A variety of models of boundary layer turbulence are increasingly being coupled to binned representation of cloud-drop spectra for the purpose of studying cloudy boundary layers and aerosol-cloud-drop interactions. A critique of one dimensional models shows that extant methods of coupling bin-microphysical models to the turbulence model omit important terms involving covariances of perturbation quantities. Errors incurred from the omission of these terms are significant: cloud-drop activation is not properly represented, and the initial stages of precipitation growth may be retarded in horizontally inhomogeneous boundary layers. If the promise of one-dimensional models is ever to be realized, some means of accurately representing these terms must be developed. Because large-scale models often have grid-spacings much larger than typical cloud-eddy-scale circulations, attempts to couple them to more detailed microphysical representations will also suffer from the problems discussed in the context of one-dimensional models. This should provide added motivation for improving the representation of microphysical processes on the sub-grid scale. An analysis of two-dimensional eddy-resolving models closed on the basis of energy inertial range arguments illustrates that the lack of an energy cascade in two dimensions results in increasingly vigorous circulations as the model's grid-mesh is refined. Two-dimensional model simulations can display significant variability to vanishingly small differences in the initial conditions, and drizzle rates vary by as much as 30% when total water concentrations are increased by only 1%. Such sensitivities make it difficult to constrain the models given the degree of uncertainty that characterizes measurements of state variables in clouds.
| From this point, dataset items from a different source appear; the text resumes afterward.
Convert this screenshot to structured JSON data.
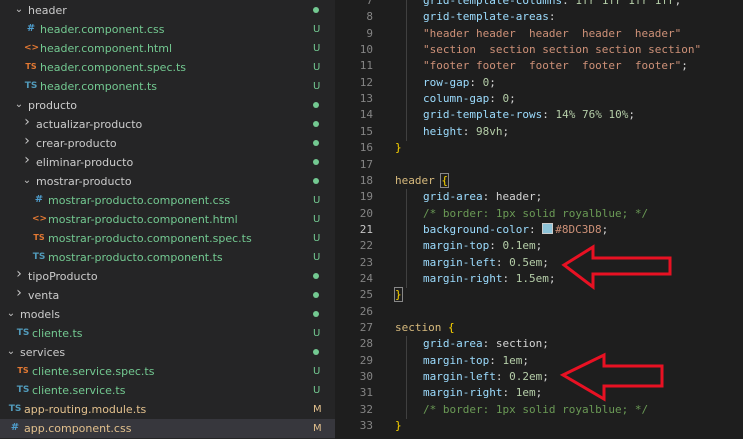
{
  "explorer": {
    "items": [
      {
        "type": "folder",
        "name": "header",
        "indent": 1,
        "open": true,
        "status": "dot"
      },
      {
        "type": "file",
        "name": "header.component.css",
        "indent": 2,
        "icon": "css",
        "git": "U"
      },
      {
        "type": "file",
        "name": "header.component.html",
        "indent": 2,
        "icon": "html",
        "git": "U"
      },
      {
        "type": "file",
        "name": "header.component.spec.ts",
        "indent": 2,
        "icon": "spec",
        "git": "U"
      },
      {
        "type": "file",
        "name": "header.component.ts",
        "indent": 2,
        "icon": "ts",
        "git": "U"
      },
      {
        "type": "folder",
        "name": "producto",
        "indent": 1,
        "open": true,
        "status": "dot"
      },
      {
        "type": "folder",
        "name": "actualizar-producto",
        "indent": 2,
        "open": false,
        "status": "dot"
      },
      {
        "type": "folder",
        "name": "crear-producto",
        "indent": 2,
        "open": false,
        "status": "dot"
      },
      {
        "type": "folder",
        "name": "eliminar-producto",
        "indent": 2,
        "open": false,
        "status": "dot"
      },
      {
        "type": "folder",
        "name": "mostrar-producto",
        "indent": 2,
        "open": true,
        "status": "dot"
      },
      {
        "type": "file",
        "name": "mostrar-producto.component.css",
        "indent": 3,
        "icon": "css",
        "git": "U"
      },
      {
        "type": "file",
        "name": "mostrar-producto.component.html",
        "indent": 3,
        "icon": "html",
        "git": "U"
      },
      {
        "type": "file",
        "name": "mostrar-producto.component.spec.ts",
        "indent": 3,
        "icon": "spec",
        "git": "U"
      },
      {
        "type": "file",
        "name": "mostrar-producto.component.ts",
        "indent": 3,
        "icon": "ts",
        "git": "U"
      },
      {
        "type": "folder",
        "name": "tipoProducto",
        "indent": 1,
        "open": false,
        "status": "dot"
      },
      {
        "type": "folder",
        "name": "venta",
        "indent": 1,
        "open": false,
        "status": "dot"
      },
      {
        "type": "folder",
        "name": "models",
        "indent": 0,
        "open": true,
        "status": "dot"
      },
      {
        "type": "file",
        "name": "cliente.ts",
        "indent": 1,
        "icon": "ts",
        "git": "U"
      },
      {
        "type": "folder",
        "name": "services",
        "indent": 0,
        "open": true,
        "status": "dot"
      },
      {
        "type": "file",
        "name": "cliente.service.spec.ts",
        "indent": 1,
        "icon": "spec",
        "git": "U"
      },
      {
        "type": "file",
        "name": "cliente.service.ts",
        "indent": 1,
        "icon": "ts",
        "git": "U"
      },
      {
        "type": "file",
        "name": "app-routing.module.ts",
        "indent": 0,
        "icon": "ts",
        "git": "M"
      },
      {
        "type": "file",
        "name": "app.component.css",
        "indent": 0,
        "icon": "css",
        "git": "M",
        "active": true
      }
    ]
  },
  "editor": {
    "current_line": 21,
    "lines": [
      {
        "n": 7,
        "tokens": [
          [
            "p",
            "grid-template-columns"
          ],
          [
            "t",
            ": "
          ],
          [
            "n",
            "1fr 1fr 1fr 1fr"
          ],
          [
            "t",
            ";"
          ]
        ]
      },
      {
        "n": 8,
        "tokens": [
          [
            "p",
            "grid-template-areas"
          ],
          [
            "t",
            ":"
          ]
        ]
      },
      {
        "n": 9,
        "tokens": [
          [
            "s",
            "\"header header  header  header  header\""
          ]
        ]
      },
      {
        "n": 10,
        "tokens": [
          [
            "s",
            "\"section  section section section section\""
          ]
        ]
      },
      {
        "n": 11,
        "tokens": [
          [
            "s",
            "\"footer footer  footer  footer  footer\""
          ],
          [
            "t",
            ";"
          ]
        ]
      },
      {
        "n": 12,
        "tokens": [
          [
            "p",
            "row-gap"
          ],
          [
            "t",
            ": "
          ],
          [
            "n",
            "0"
          ],
          [
            "t",
            ";"
          ]
        ]
      },
      {
        "n": 13,
        "tokens": [
          [
            "p",
            "column-gap"
          ],
          [
            "t",
            ": "
          ],
          [
            "n",
            "0"
          ],
          [
            "t",
            ";"
          ]
        ]
      },
      {
        "n": 14,
        "tokens": [
          [
            "p",
            "grid-template-rows"
          ],
          [
            "t",
            ": "
          ],
          [
            "n",
            "14% 76% 10%"
          ],
          [
            "t",
            ";"
          ]
        ]
      },
      {
        "n": 15,
        "tokens": [
          [
            "p",
            "height"
          ],
          [
            "t",
            ": "
          ],
          [
            "n",
            "98vh"
          ],
          [
            "t",
            ";"
          ]
        ]
      },
      {
        "n": 16,
        "tokens": [
          [
            "b",
            "}"
          ]
        ],
        "outer": true
      },
      {
        "n": 17,
        "tokens": [],
        "outer": true
      },
      {
        "n": 18,
        "tokens": [
          [
            "k",
            "header "
          ],
          [
            "b",
            "{"
          ]
        ],
        "outer": true
      },
      {
        "n": 19,
        "tokens": [
          [
            "p",
            "grid-area"
          ],
          [
            "t",
            ": header;"
          ]
        ]
      },
      {
        "n": 20,
        "tokens": [
          [
            "c",
            "/* border: 1px solid royalblue; */"
          ]
        ]
      },
      {
        "n": 21,
        "tokens": [
          [
            "p",
            "background-color"
          ],
          [
            "t",
            ": "
          ],
          [
            "sw",
            "#8DC3D8"
          ],
          [
            "s",
            "#8DC3D8"
          ],
          [
            "t",
            ";"
          ]
        ]
      },
      {
        "n": 22,
        "tokens": [
          [
            "p",
            "margin-top"
          ],
          [
            "t",
            ": "
          ],
          [
            "n",
            "0.1em"
          ],
          [
            "t",
            ";"
          ]
        ]
      },
      {
        "n": 23,
        "tokens": [
          [
            "p",
            "margin-left"
          ],
          [
            "t",
            ": "
          ],
          [
            "n",
            "0.5em"
          ],
          [
            "t",
            ";"
          ]
        ]
      },
      {
        "n": 24,
        "tokens": [
          [
            "p",
            "margin-right"
          ],
          [
            "t",
            ": "
          ],
          [
            "n",
            "1.5em"
          ],
          [
            "t",
            ";"
          ]
        ]
      },
      {
        "n": 25,
        "tokens": [
          [
            "b",
            "}"
          ]
        ],
        "outer": true
      },
      {
        "n": 26,
        "tokens": [],
        "outer": true
      },
      {
        "n": 27,
        "tokens": [
          [
            "k",
            "section "
          ],
          [
            "b",
            "{"
          ]
        ],
        "outer": true
      },
      {
        "n": 28,
        "tokens": [
          [
            "p",
            "grid-area"
          ],
          [
            "t",
            ": section;"
          ]
        ]
      },
      {
        "n": 29,
        "tokens": [
          [
            "p",
            "margin-top"
          ],
          [
            "t",
            ": "
          ],
          [
            "n",
            "1em"
          ],
          [
            "t",
            ";"
          ]
        ]
      },
      {
        "n": 30,
        "tokens": [
          [
            "p",
            "margin-left"
          ],
          [
            "t",
            ": "
          ],
          [
            "n",
            "0.2em"
          ],
          [
            "t",
            ";"
          ]
        ]
      },
      {
        "n": 31,
        "tokens": [
          [
            "p",
            "margin-right"
          ],
          [
            "t",
            ": "
          ],
          [
            "n",
            "1em"
          ],
          [
            "t",
            ";"
          ]
        ]
      },
      {
        "n": 32,
        "tokens": [
          [
            "c",
            "/* border: 1px solid royalblue; */"
          ]
        ]
      },
      {
        "n": 33,
        "tokens": [
          [
            "b",
            "}"
          ]
        ],
        "outer": true
      }
    ]
  },
  "annotations": {
    "arrow_color": "#e81123",
    "arrows": [
      "pointing-at-line-23",
      "pointing-at-line-30"
    ]
  },
  "colors": {
    "explorer_bg": "#252526",
    "editor_bg": "#1e1e1e",
    "git_untracked": "#73c991",
    "git_modified": "#e2c08d"
  }
}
Despite some inconsistencies in the formulation of their closure terms, two-dimensional models are at least able to qualitatively represent the interaction of the large-eddies and microphysical processes in boundary layer flows. For this reason they appear to be useful, not as surrogates for reality, but rather as a means for further refining hypotheses about the physical system thereby increasing the chances that such hypotheses can be tested observationally.